The U.S. economy remains mostly shut down to combat the spread of COVID-19. Only history will tell if the politicians got it right. One thing we know is that the shutdown did produce a stock market crash. The challenge now is to find investments that will provide superior returns in what will become the new normal.
I suggest that the place to look for great future returns will be in the stock sectors that crashed the hardest but still provide essential services.
A look back at the 2008-2009 bear market shows that picking stocks of good companies with share prices that almost disappeared provided great returns over the next several years. One example I use is the case of Aircastle, Ltd., a commercial aircraft leasing company. At the bottom in March 2009, Aircastle shares traded less than $3.00 per share. Two years later, it was $11.00. That’s a 230% winner! (Full disclosure, I’ve been in and out of Aircastle the past several years now and the last time we bought and sold as part of the Dividend Hunter we made a 63% gain in about five months, plus scooped up some dividends.)
In the current crisis plus crash scenario, the energy infrastructure companies have suffered a triple-whammy of bad news hits. The result was share prices that dropped by as much as 90% in just two months.
The energy sector started falling early. When China announced the coronavirus outbreak in early January, crude oil began to fall on the expectation of demand destruction in China. While energy midstream businesses are not usually affected by the changing price of crude oil, stock prices are.

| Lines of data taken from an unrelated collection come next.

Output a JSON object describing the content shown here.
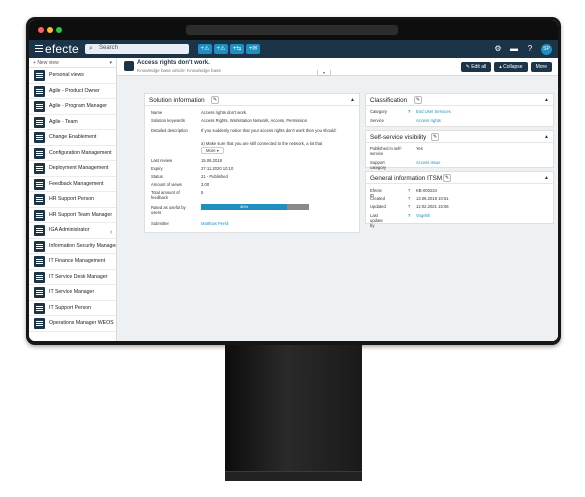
{
  "app": {
    "logo": "efecte",
    "search_placeholder": "Search",
    "avatar_initials": "SP"
  },
  "header": {
    "create_buttons": [
      "+⚠",
      "+⚠",
      "+⇆",
      "+✉"
    ],
    "icons": [
      "gear-icon",
      "folder-icon",
      "help-icon"
    ]
  },
  "sidebar": {
    "new_view": "New view",
    "items": [
      "Personal views",
      "Agile - Product Owner",
      "Agile - Program Manager",
      "Agile - Team",
      "Change Enablement",
      "Configuration Management",
      "Deployment Management",
      "Feedback Management",
      "HR Support Person",
      "HR Support Team Manager",
      "IGA Administrator",
      "Information Security Management",
      "IT Finance Management",
      "IT Service Desk Manager",
      "IT Service Manager",
      "IT Support Person",
      "Operations Manager WEOS"
    ]
  },
  "page": {
    "title": "Access rights don't work.",
    "subtitle": "Knowledge base article: Knowledge base",
    "actions": {
      "edit_all": "Edit all",
      "collapse": "Collapse",
      "more": "More"
    }
  },
  "solution": {
    "title": "Solution information",
    "rows": [
      {
        "k": "Name",
        "v": "Access rights don't work."
      },
      {
        "k": "Solution keywords",
        "v": "Access Rights, Workstation Network, Access, Permission"
      },
      {
        "k": "Detailed description",
        "v": "If you suddenly notice that your access rights don't work then you should:"
      },
      {
        "k": "",
        "v": "a) Make sure that you are still connected to the network, a lot that"
      }
    ],
    "more_label": "More",
    "rows2": [
      {
        "k": "Last review",
        "v": "15.06.2018"
      },
      {
        "k": "Expiry",
        "v": "27.11.2020 10:10"
      },
      {
        "k": "Status",
        "v": "21 - Published"
      },
      {
        "k": "Amount of views",
        "v": "3,00"
      },
      {
        "k": "Total amount of feedback",
        "v": "5"
      },
      {
        "k": "Rated as useful by users",
        "v": ""
      },
      {
        "k": "Submitter",
        "v": "Matthias Persli"
      }
    ],
    "progress_label": "80%",
    "progress_value": 0.8
  },
  "classification": {
    "title": "Classification",
    "rows": [
      {
        "k": "Category",
        "v": "End User Services"
      },
      {
        "k": "Service",
        "v": "Access rights"
      }
    ]
  },
  "selfservice": {
    "title": "Self-service visibility",
    "rows": [
      {
        "k": "Published in self-service",
        "v": "Yes"
      },
      {
        "k": "Support category",
        "v": "Access issue"
      }
    ]
  },
  "general": {
    "title": "General information ITSM",
    "rows": [
      {
        "k": "Efecte ID",
        "v": "KB-000234"
      },
      {
        "k": "Created",
        "v": "13.06.2018 10:51"
      },
      {
        "k": "Updated",
        "v": "12.02.2021 15:06"
      },
      {
        "k": "Last update by",
        "v": "Vogelth"
      }
    ]
  },
  "colors": {
    "navy": "#1c3448",
    "accent": "#1f8fbf"
  }
}
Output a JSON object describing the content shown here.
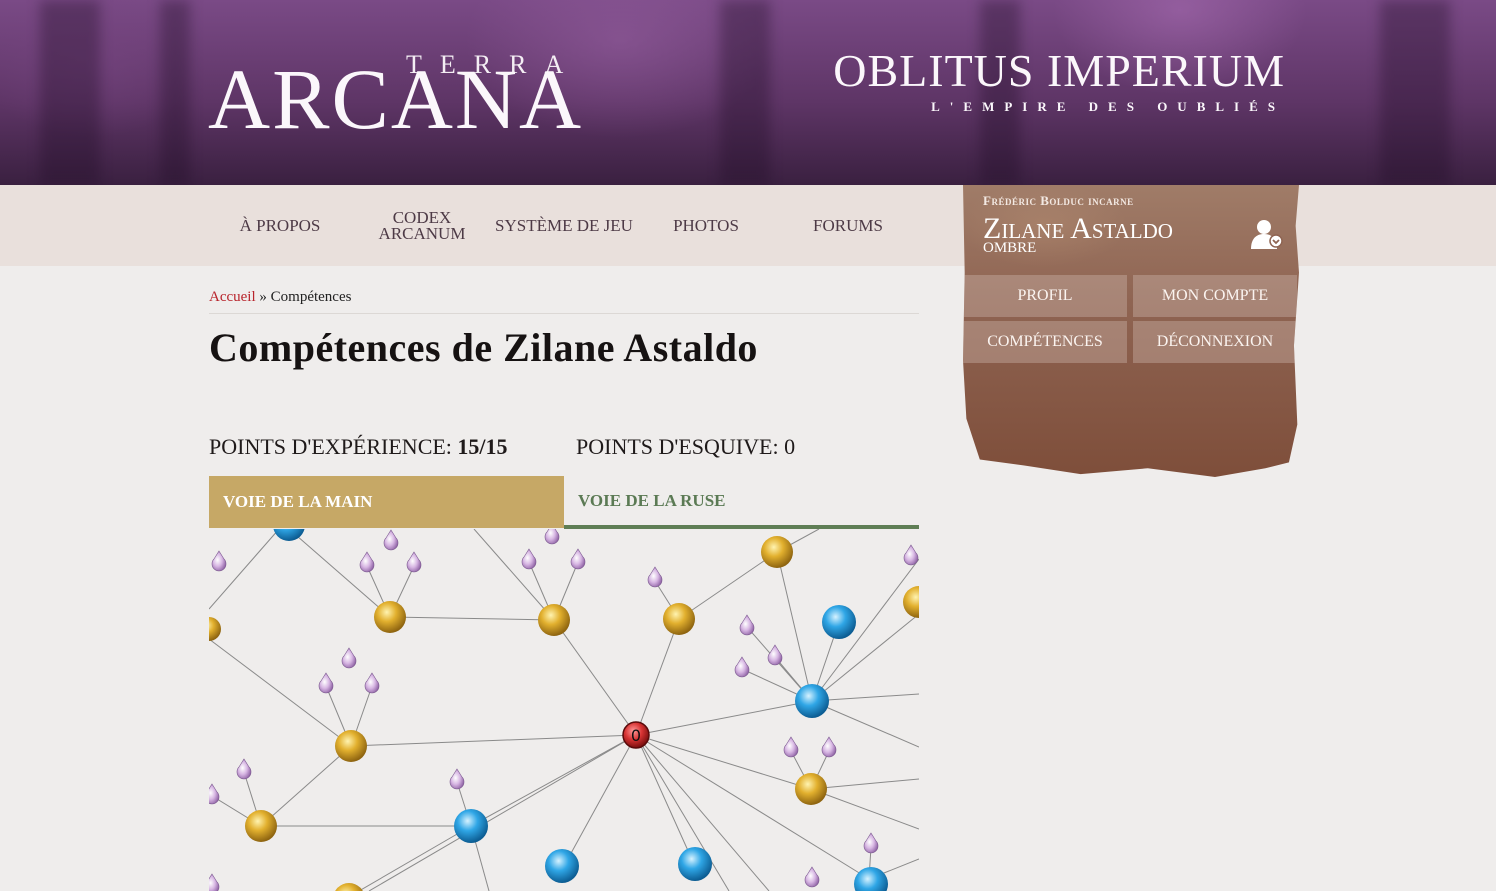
{
  "header": {
    "logo_top": "TERRA",
    "logo_main": "ARCANA",
    "game_title": "OBLITUS IMPERIUM",
    "game_subtitle": "L'EMPIRE DES OUBLIÉS"
  },
  "nav": {
    "items": [
      {
        "label": "À PROPOS"
      },
      {
        "label": "CODEX\nARCANUM"
      },
      {
        "label": "SYSTÈME DE JEU"
      },
      {
        "label": "PHOTOS"
      },
      {
        "label": "FORUMS"
      }
    ]
  },
  "account": {
    "player_line": "Frédéric Bolduc incarne",
    "character_name": "Zilane Astaldo",
    "character_class": "Ombre",
    "buttons": {
      "profile": "PROFIL",
      "my_account": "MON COMPTE",
      "skills": "COMPÉTENCES",
      "logout": "DÉCONNEXION"
    }
  },
  "breadcrumb": {
    "home": "Accueil",
    "separator": "»",
    "current": "Compétences"
  },
  "page": {
    "title": "Compétences de Zilane Astaldo"
  },
  "stats": {
    "xp_label": "POINTS D'EXPÉRIENCE:",
    "xp_value": "15/15",
    "dodge_label": "POINTS D'ESQUIVE:",
    "dodge_value": "0"
  },
  "tabs": {
    "hand": "VOIE DE LA MAIN",
    "ruse": "VOIE DE LA RUSE"
  },
  "skill_tree": {
    "center_label": "0"
  },
  "colors": {
    "accent_red": "#b8242c",
    "tab_gold": "#c6a866",
    "tab_green": "#5f7e55",
    "banner_purple": "#6b3f74"
  }
}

By late February, the U.S. stock indexes were still setting record highs. Then the markets realized that drastic measures would be needed to stop the spread of COVID-19 in the U.S. The major indexes fell by over 30% in a month. The already falling energy sector stocks continue to decline with the rest of the market.

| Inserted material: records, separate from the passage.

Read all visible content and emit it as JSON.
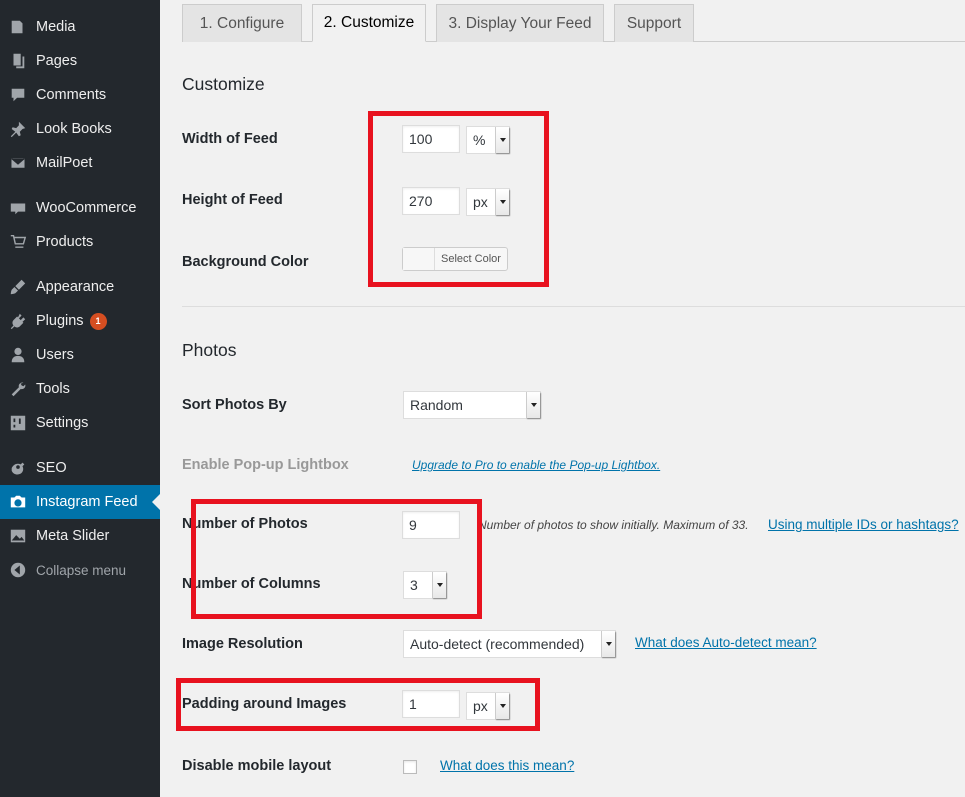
{
  "sidebar": {
    "items": [
      {
        "label": "Media",
        "icon": "media-icon"
      },
      {
        "label": "Pages",
        "icon": "pages-icon"
      },
      {
        "label": "Comments",
        "icon": "comments-icon"
      },
      {
        "label": "Look Books",
        "icon": "pin-icon"
      },
      {
        "label": "MailPoet",
        "icon": "mail-icon"
      },
      {
        "label": "WooCommerce",
        "icon": "woo-icon"
      },
      {
        "label": "Products",
        "icon": "cart-icon"
      },
      {
        "label": "Appearance",
        "icon": "brush-icon"
      },
      {
        "label": "Plugins",
        "icon": "plug-icon",
        "badge": "1"
      },
      {
        "label": "Users",
        "icon": "user-icon"
      },
      {
        "label": "Tools",
        "icon": "wrench-icon"
      },
      {
        "label": "Settings",
        "icon": "settings-icon"
      },
      {
        "label": "SEO",
        "icon": "seo-icon"
      },
      {
        "label": "Instagram Feed",
        "icon": "camera-icon",
        "active": true
      },
      {
        "label": "Meta Slider",
        "icon": "image-icon"
      }
    ],
    "collapse_label": "Collapse menu",
    "accent": "#0073aa"
  },
  "tabs": [
    {
      "label": "1. Configure"
    },
    {
      "label": "2. Customize",
      "active": true
    },
    {
      "label": "3. Display Your Feed"
    },
    {
      "label": "Support"
    }
  ],
  "customize": {
    "heading": "Customize",
    "width": {
      "label": "Width of Feed",
      "value": "100",
      "unit": "%"
    },
    "height": {
      "label": "Height of Feed",
      "value": "270",
      "unit": "px"
    },
    "background": {
      "label": "Background Color",
      "button": "Select Color"
    }
  },
  "photos": {
    "heading": "Photos",
    "sort": {
      "label": "Sort Photos By",
      "value": "Random"
    },
    "lightbox": {
      "label": "Enable Pop-up Lightbox",
      "link": "Upgrade to Pro to enable the Pop-up Lightbox."
    },
    "num_photos": {
      "label": "Number of Photos",
      "value": "9",
      "note": "Number of photos to show initially. Maximum of 33.",
      "link": "Using multiple IDs or hashtags?"
    },
    "num_columns": {
      "label": "Number of Columns",
      "value": "3"
    },
    "resolution": {
      "label": "Image Resolution",
      "value": "Auto-detect (recommended)",
      "link": "What does Auto-detect mean?"
    },
    "padding": {
      "label": "Padding around Images",
      "value": "1",
      "unit": "px"
    },
    "mobile": {
      "label": "Disable mobile layout",
      "link": "What does this mean?"
    }
  },
  "highlight_color": "#e8121f"
}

The market fall triggered a liquidity event in the various high yield investment sectors. Before the crash, leveraged investment strategies using stocks from the high yield sectors were popular. You could find exchange-traded notes (ETNs) and closed-end funds (CEFs) that leveraged up portfolios of business development companies (BDCs), real estate investment trusts (REITs), master limited partnerships (MLPs), preferred stocks, and other similar high yield groups. Some discussions I have had indicate there were numerous hedge funds also using this strategy.

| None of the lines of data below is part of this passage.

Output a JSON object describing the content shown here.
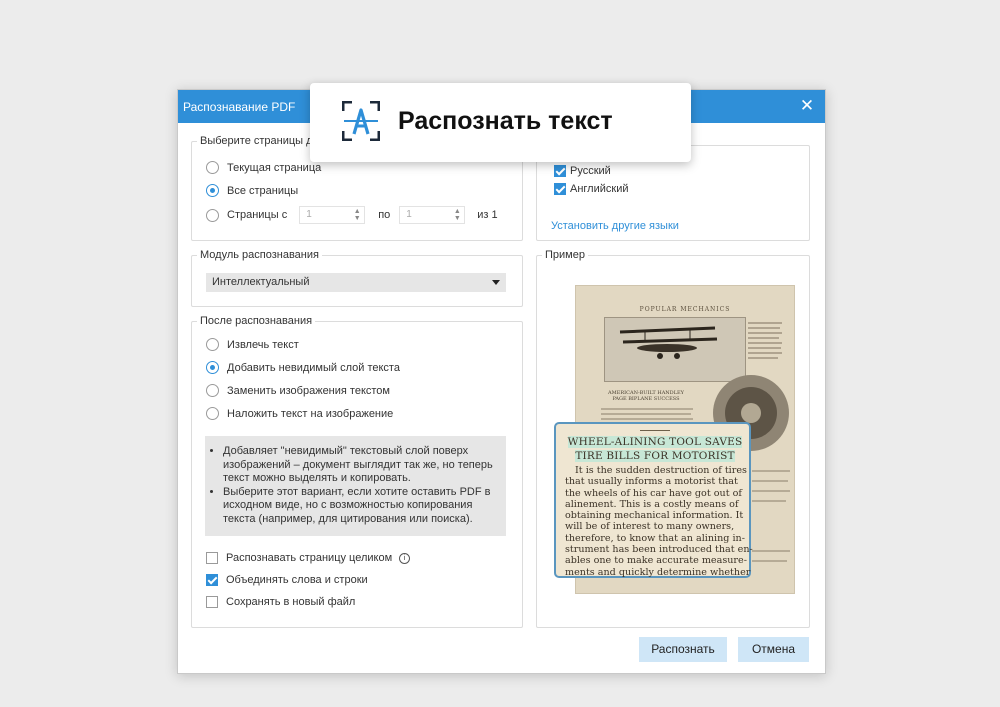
{
  "dialog": {
    "title": "Распознавание PDF",
    "close_icon": "close-icon"
  },
  "callout": {
    "icon": "text-recognition-icon",
    "label": "Распознать текст"
  },
  "pages": {
    "legend": "Выберите страницы дл",
    "option_current": "Текущая страница",
    "option_all": "Все страницы",
    "option_range": "Страницы с",
    "range_from": "1",
    "range_to_label": "по",
    "range_to": "1",
    "range_of": "из 1",
    "selected": "all"
  },
  "languages": {
    "items": [
      {
        "label": "Русский",
        "checked": true
      },
      {
        "label": "Английский",
        "checked": true
      }
    ],
    "install_link": "Установить другие языки"
  },
  "engine": {
    "legend": "Модуль распознавания",
    "value": "Интеллектуальный"
  },
  "after": {
    "legend": "После распознавания",
    "options": [
      {
        "label": "Извлечь текст",
        "selected": false
      },
      {
        "label": "Добавить невидимый слой текста",
        "selected": true
      },
      {
        "label": "Заменить изображения текстом",
        "selected": false
      },
      {
        "label": "Наложить текст на изображение",
        "selected": false
      }
    ],
    "description": [
      "Добавляет \"невидимый\" текстовый слой поверх изображений – документ выглядит так же, но теперь текст можно выделять и копировать.",
      "Выберите этот вариант, если хотите оставить PDF в исходном виде, но с возможностью копирования текста (например, для цитирования или поиска)."
    ]
  },
  "checkboxes": [
    {
      "label": "Распознавать страницу целиком",
      "checked": false,
      "info_icon": "info-icon"
    },
    {
      "label": "Объединять слова и строки",
      "checked": true
    },
    {
      "label": "Сохранять в новый файл",
      "checked": false
    }
  ],
  "preview": {
    "legend": "Пример",
    "header": "POPULAR MECHANICS",
    "caption": "AMERICAN-BUILT HANDLEY PAGE BIPLANE SUCCESS",
    "snippet_title_1": "WHEEL-ALINING TOOL SAVES",
    "snippet_title_2": "TIRE BILLS FOR MOTORIST",
    "snippet_lines": [
      "It is the sudden destruction of tires",
      "that usually informs a motorist that",
      "the wheels of his car have got out of",
      "alinement.  This is a costly means of",
      "obtaining mechanical information.  It",
      "will be of interest to many owners,",
      "therefore, to know that an alining in-",
      "strument has been introduced that en-",
      "ables one to make accurate measure-",
      "ments and quickly determine whether"
    ]
  },
  "buttons": {
    "recognize": "Распознать",
    "cancel": "Отмена"
  }
}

As stock prices started to fall rapidly, these funds quickly became over-leveraged. To get the leverage back in line, the funds were forced to start selling. The selling led to further share price declines, which caused even more selling. By the time the high-yield sectors found a bottom on March 18, stocks in these groups had dropped by up to 90%. The Alerian MLP Infrastructure Index (AMZI) lost 69% of its value. The AMZI tracks most of the U.S. energy infrastructure space.
Share values in energy infrastructure have recovered in the weeks since the mid-March lows. However, after a 90% drop, a doubling of value still leaves share prices down 80%. The market forces, instead of fundamental forces sell-off in this group, puts investors who buy now in a great position to earn attractive yields and massive capital gains over the next few years. Here is one idea from the group.
EnLink Midstream LLC (ENLC) dropped by 85% in the first two-and-a-half months of the year, reaching a low of $0.88 per share.
The share price has more than doubled off the low, but even at $1.90 per share, the market cap is less than the annual EBITDA run rate.
The stock should trade to give a market value of six to eight times EBITDA.
$10 per share is a reasonable expectation for a future target price. Right now, after a 50% dividend cut to preserve cash, ENLC yields 19%.
Distributable cash flow provides four times coverage of the dividend, so it is secure.